Darowizna jest podstawową formą, która pozwala działać każdej organizacji. Jej rodzaje pomagają zaspokoić niektóre potrzeby związane bezpośrednio z pracą na rzecz kotów. I tak, bardzo doceniamy, kiedy przekazywane są akcesoria zapewniające codzienne potrzeby domów tymczasowych, do których to należą drapaki, kojce, miski, kontenery czy kuwety.
Cieszymy się, kiedy organizowane są wszelkiego rodzaju zbiórki karmy, leków czy zabawek.
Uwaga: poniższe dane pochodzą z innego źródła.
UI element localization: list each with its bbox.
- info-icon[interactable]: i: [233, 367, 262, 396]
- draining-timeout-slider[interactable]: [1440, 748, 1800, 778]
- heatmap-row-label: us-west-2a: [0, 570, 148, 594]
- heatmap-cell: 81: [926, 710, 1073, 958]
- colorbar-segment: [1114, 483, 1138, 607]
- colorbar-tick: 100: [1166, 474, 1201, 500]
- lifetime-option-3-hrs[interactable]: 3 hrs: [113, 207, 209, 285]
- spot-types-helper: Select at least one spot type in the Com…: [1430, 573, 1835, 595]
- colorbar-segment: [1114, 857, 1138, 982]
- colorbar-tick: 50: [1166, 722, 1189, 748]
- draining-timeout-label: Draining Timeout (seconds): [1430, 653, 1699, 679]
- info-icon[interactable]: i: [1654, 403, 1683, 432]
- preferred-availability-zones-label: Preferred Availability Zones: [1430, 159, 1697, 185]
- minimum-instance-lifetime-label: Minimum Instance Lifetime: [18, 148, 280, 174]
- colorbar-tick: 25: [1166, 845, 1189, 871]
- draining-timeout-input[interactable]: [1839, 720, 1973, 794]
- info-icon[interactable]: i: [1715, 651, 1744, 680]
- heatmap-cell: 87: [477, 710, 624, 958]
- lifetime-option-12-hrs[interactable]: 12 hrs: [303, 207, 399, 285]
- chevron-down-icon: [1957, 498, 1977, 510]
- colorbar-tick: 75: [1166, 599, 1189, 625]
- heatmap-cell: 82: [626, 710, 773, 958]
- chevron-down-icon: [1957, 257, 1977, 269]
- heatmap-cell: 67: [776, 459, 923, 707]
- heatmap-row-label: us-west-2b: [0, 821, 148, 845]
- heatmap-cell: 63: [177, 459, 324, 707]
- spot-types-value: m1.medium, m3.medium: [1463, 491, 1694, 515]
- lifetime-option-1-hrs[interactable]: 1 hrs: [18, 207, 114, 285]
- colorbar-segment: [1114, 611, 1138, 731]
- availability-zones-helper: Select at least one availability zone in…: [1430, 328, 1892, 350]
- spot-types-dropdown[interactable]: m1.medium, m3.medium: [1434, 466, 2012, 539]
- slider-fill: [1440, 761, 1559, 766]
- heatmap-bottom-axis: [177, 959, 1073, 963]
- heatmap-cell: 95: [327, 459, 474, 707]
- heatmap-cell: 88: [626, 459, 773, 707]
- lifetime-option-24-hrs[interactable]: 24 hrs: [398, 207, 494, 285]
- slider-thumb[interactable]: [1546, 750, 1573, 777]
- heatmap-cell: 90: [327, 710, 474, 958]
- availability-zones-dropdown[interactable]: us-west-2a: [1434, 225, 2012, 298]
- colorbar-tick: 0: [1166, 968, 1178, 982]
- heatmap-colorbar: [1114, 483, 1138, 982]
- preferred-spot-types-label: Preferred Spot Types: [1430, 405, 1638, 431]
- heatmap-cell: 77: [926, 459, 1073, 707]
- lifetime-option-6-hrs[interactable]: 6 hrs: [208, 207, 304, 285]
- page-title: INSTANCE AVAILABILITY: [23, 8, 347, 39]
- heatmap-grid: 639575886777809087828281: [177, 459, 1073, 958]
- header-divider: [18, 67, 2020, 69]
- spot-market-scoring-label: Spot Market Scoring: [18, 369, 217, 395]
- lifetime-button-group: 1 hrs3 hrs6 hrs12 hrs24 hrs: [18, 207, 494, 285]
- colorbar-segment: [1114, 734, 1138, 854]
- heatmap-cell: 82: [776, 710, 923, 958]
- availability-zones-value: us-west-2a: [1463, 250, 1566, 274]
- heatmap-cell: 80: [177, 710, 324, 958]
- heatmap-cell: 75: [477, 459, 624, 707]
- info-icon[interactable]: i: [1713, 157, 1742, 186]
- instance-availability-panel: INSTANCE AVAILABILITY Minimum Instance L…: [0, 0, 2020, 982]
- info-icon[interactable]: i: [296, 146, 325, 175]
Jednak wdzięczne za te wszystkie inicjatywy pomocowe, musimy wyraźnie powiedzieć, że sprzęty, żwirek czy nawet dobrej jakości karma, rachunków ani faktur nie opłacą. Zarządzanie każdą organizacją społeczną, bez różnicy jaki posiada statut czy nazwę, wymaga od lidera przede wszystkim umiejętnego planowania nie tylko kosztów leczenia wynikających z opieki nad przyjętymi kotami, ale wypuszczania ich w świat w określonej kulturze weterynaryjnej. Niestety brak realnego budżetowania działań zmusza organizacje do pracy tylko w oparciu o te narzędzia, które w ramach akcji co roku oferuje gmina. Jest to niestety praca tylko na pół gwizdka. Każda organizacja powinna dążyć do sytuacji, kiedy to nie tylko stawia wymagania przyszłym opiekunom, ale sama daje przykład jak powinno się dbać o zwierzaki.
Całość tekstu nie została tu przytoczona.